Ce devait être quand, Ai=Fa étant occupée à la chasse, j'avais demandé aux filles Ruu de m'accompagner pour les courses. Le père avait été très surpris en les observant.

Alors que l'air devenait un brin mélancolique, Mère Mirea=Rei reprit gaiement : « Mais bon. »

« Ce thé de zozô, il est quand même vachement amer. Pas imbuvable, mais on ne se dit pas "c'est mieux que l'eau". »

« C'est vrai. Mais le thé amer a aussi pour rôle de rehausser la douceur des gâteaux. Sinon, bu pendant le repas, l'impression change peut-être. »

« Moi, j'aime bien. Une boisson chaude sans viande ni légumes, c'est pas mal comme changement. »

C'est Tito=Min, la grand-mère, qui le dit.

Sur ces mots, Mère Mirea=Rei hocha la tête. « Je vois. »

« Bah, si ça évite de gâcher ce zozô qui servait à rien, c'est déjà ça. D'ici à ce qu'on l'ait fini, on saura peut-être distinguer le bon du mauvais. »

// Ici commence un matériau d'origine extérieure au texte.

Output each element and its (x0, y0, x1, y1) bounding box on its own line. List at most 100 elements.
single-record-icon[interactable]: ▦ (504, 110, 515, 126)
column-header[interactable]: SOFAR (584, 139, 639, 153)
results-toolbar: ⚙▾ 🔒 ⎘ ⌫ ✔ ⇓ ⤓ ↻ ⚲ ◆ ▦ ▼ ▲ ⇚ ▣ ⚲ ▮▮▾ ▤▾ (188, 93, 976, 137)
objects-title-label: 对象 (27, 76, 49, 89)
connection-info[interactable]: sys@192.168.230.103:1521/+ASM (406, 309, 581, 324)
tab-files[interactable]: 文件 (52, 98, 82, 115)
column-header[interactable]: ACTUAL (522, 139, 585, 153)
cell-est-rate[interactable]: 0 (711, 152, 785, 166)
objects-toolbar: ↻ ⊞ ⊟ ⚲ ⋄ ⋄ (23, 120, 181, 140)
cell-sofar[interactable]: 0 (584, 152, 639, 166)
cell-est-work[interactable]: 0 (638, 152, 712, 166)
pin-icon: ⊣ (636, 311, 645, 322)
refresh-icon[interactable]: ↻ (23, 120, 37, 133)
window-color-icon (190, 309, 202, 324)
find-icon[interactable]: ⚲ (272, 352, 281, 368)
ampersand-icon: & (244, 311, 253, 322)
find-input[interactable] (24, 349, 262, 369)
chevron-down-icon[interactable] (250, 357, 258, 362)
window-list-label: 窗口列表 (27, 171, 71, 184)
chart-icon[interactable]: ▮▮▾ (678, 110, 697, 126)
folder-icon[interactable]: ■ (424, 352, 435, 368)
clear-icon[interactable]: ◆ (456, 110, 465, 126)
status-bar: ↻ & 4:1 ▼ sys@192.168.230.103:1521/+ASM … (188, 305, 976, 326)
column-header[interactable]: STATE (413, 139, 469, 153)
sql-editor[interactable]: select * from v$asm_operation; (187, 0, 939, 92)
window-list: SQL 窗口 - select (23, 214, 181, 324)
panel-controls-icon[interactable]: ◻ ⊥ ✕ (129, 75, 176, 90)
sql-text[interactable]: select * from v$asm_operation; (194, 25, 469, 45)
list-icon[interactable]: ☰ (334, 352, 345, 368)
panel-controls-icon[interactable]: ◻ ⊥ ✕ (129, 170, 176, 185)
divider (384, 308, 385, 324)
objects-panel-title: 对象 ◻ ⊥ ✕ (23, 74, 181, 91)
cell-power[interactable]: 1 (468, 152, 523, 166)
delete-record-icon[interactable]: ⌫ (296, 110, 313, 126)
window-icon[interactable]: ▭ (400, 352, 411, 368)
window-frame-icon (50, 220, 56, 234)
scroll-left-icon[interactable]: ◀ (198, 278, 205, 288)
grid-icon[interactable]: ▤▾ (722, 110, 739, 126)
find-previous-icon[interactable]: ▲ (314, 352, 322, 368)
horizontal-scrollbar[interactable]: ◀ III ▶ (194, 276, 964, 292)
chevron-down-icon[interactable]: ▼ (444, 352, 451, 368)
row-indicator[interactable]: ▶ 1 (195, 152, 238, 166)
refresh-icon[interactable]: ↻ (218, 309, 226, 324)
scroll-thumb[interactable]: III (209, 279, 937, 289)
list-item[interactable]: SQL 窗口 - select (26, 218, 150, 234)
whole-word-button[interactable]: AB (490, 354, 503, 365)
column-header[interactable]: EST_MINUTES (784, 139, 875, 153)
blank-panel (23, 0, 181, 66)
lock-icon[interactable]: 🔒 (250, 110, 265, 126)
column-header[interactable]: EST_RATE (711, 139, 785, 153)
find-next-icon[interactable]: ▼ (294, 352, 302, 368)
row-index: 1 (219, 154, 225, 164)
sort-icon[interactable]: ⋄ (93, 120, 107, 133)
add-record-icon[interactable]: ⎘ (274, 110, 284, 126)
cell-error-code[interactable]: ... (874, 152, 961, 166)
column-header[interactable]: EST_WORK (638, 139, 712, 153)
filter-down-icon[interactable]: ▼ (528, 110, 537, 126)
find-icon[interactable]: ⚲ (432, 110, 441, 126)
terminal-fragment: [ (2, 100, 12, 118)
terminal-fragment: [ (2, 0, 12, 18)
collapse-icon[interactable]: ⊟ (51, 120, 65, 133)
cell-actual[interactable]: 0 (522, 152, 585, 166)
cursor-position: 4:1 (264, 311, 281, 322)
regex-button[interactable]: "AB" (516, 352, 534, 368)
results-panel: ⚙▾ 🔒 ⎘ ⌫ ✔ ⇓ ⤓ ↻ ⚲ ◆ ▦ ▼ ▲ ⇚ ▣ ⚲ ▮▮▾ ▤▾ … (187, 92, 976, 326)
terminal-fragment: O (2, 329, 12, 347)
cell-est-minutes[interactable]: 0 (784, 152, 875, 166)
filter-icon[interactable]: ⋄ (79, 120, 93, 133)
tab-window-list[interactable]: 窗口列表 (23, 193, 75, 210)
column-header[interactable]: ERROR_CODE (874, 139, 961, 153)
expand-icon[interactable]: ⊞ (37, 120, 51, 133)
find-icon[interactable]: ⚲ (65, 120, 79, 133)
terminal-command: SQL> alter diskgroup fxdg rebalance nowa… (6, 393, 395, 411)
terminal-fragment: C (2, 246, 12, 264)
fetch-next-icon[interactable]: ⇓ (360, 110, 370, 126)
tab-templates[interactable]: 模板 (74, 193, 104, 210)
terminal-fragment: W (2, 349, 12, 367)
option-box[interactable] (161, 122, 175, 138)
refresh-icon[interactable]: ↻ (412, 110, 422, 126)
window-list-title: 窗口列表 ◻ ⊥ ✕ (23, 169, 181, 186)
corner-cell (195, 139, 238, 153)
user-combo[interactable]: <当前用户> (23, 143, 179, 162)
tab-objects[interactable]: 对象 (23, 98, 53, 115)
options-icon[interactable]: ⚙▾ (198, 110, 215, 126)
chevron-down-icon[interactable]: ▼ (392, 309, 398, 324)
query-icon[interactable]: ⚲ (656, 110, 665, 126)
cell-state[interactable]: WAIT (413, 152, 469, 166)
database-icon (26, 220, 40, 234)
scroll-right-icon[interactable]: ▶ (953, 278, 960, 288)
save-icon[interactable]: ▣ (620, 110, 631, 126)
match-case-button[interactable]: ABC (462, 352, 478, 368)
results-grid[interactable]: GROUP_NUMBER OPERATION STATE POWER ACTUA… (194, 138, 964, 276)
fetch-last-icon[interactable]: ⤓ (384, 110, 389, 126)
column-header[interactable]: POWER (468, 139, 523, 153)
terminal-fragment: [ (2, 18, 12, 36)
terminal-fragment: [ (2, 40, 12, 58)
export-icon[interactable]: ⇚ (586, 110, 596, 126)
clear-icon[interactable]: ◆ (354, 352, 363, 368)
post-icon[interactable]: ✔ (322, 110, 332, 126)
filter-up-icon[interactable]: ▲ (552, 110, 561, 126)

« Oui, et puis le tchatcu, on en utilise une montagne. Grâce aux gamins qui râlent si y'a pas de tchatcu au dîner. »

« Tais-toi. Vous tous, vous aimez le tchatcu, non ? »

Râlant, Rudo=Ruu sirota son thé de tchatcu.

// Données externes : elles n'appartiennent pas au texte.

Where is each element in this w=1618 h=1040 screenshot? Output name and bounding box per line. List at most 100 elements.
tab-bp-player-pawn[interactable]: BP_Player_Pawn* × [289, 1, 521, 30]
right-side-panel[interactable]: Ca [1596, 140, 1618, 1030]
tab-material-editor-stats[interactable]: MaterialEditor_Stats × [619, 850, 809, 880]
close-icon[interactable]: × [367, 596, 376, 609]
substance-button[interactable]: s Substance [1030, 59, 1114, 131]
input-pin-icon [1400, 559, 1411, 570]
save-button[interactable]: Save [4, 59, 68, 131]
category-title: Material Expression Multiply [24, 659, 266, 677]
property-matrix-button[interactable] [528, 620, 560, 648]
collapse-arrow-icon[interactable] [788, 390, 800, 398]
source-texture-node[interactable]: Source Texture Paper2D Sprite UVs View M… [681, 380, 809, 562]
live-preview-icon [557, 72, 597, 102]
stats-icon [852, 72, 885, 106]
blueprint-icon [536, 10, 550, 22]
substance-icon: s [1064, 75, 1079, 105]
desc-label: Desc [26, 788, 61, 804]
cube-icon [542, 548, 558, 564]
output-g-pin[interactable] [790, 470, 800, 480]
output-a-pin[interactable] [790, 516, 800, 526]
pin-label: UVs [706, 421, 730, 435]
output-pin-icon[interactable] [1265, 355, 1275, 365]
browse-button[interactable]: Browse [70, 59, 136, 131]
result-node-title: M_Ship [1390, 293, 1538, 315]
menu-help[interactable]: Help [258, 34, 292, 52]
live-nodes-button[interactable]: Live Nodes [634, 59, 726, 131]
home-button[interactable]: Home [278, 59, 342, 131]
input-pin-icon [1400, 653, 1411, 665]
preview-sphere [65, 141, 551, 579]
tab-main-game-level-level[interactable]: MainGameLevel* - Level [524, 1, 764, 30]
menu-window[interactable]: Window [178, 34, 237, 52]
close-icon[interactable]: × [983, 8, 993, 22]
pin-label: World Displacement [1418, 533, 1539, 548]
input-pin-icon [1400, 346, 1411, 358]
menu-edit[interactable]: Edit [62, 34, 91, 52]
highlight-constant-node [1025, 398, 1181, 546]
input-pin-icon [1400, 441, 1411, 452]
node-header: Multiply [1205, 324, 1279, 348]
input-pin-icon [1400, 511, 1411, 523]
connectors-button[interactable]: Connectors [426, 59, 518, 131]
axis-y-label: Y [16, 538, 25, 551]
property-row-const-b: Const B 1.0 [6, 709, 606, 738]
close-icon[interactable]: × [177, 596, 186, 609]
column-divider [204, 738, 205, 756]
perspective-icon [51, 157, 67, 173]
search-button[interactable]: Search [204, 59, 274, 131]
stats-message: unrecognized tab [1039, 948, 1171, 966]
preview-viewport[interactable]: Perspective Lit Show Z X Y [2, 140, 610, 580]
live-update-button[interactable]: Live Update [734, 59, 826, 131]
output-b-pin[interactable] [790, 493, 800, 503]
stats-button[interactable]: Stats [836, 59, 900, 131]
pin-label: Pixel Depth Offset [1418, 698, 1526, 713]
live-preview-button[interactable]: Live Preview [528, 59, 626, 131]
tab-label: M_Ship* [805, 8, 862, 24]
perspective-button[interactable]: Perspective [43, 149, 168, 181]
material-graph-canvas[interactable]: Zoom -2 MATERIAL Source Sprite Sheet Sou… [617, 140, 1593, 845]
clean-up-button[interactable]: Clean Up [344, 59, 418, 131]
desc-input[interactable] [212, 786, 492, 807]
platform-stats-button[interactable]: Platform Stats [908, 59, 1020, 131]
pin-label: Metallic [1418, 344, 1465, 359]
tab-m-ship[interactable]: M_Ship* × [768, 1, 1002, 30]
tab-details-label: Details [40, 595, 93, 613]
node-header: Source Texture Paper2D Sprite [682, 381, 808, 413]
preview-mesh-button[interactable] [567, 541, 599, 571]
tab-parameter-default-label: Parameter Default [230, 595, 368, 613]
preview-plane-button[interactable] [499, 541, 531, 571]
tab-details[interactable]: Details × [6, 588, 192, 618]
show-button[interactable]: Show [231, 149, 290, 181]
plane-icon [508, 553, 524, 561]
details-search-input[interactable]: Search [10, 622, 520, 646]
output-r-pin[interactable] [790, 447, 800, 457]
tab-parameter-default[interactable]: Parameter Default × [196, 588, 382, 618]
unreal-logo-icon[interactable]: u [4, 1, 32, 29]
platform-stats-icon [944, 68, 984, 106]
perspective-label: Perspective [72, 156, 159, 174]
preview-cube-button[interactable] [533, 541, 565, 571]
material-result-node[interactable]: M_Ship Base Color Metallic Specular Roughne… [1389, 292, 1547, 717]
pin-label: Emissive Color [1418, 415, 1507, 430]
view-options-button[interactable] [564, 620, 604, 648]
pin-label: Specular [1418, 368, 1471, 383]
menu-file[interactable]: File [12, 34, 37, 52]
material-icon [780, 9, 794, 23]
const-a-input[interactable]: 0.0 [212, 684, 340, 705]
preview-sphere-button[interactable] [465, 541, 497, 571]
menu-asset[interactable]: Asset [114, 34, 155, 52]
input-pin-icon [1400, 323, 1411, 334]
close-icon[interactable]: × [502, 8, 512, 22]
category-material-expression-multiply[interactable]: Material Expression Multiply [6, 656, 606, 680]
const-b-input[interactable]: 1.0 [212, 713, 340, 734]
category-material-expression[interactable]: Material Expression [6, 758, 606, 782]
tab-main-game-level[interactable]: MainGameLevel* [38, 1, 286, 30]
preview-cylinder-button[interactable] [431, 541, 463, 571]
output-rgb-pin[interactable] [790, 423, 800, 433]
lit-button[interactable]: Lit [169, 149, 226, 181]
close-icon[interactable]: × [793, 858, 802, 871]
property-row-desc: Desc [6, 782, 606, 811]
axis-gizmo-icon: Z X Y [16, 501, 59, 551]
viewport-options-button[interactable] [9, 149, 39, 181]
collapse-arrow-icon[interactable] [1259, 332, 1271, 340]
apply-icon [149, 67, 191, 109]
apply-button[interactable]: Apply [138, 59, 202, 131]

« Et ça, moi, j'aime. Bien meilleur que le vin de fruit. »

« Rimi aussi, elle aime bien ! Avec les gâteaux, ça devient encore meilleur ? »

À la Rimi=Ruu qui remuait la queue comme un chiot, je souris. « C'est ça. »

« Essaie ce soir au dîner. Rimi=Ruu va encore faire des gâteaux, non ? »

« Oui ! J'ai promis à Tara ! »

Tara souriait aussi. Hormis Ai=Fa, Mikel et quelques autres, tout le monde souriait. Déjà lors de la visite précédente, l'ambiance était bien conviviale, mais après un mois environ, les barrières entre les gens de la ville et ceux des Ruu semblaient s'être encore effacées.

« Bon, passons à l'ingrédient suivant. Pour la racine de keru, on peut l'appliquer au "yaki-myamuu". »

Ainsi reprit la séance d'étude après longtemps, pendant que le crépuscule approchait lentement de Moribe.

Pino et Shantu, tout en mangeant les mêmes choses que nous et en partageant le même espace, restaient légèrement en retrait, de l'autre côté du seuil du kamado, observant cet échange à distance.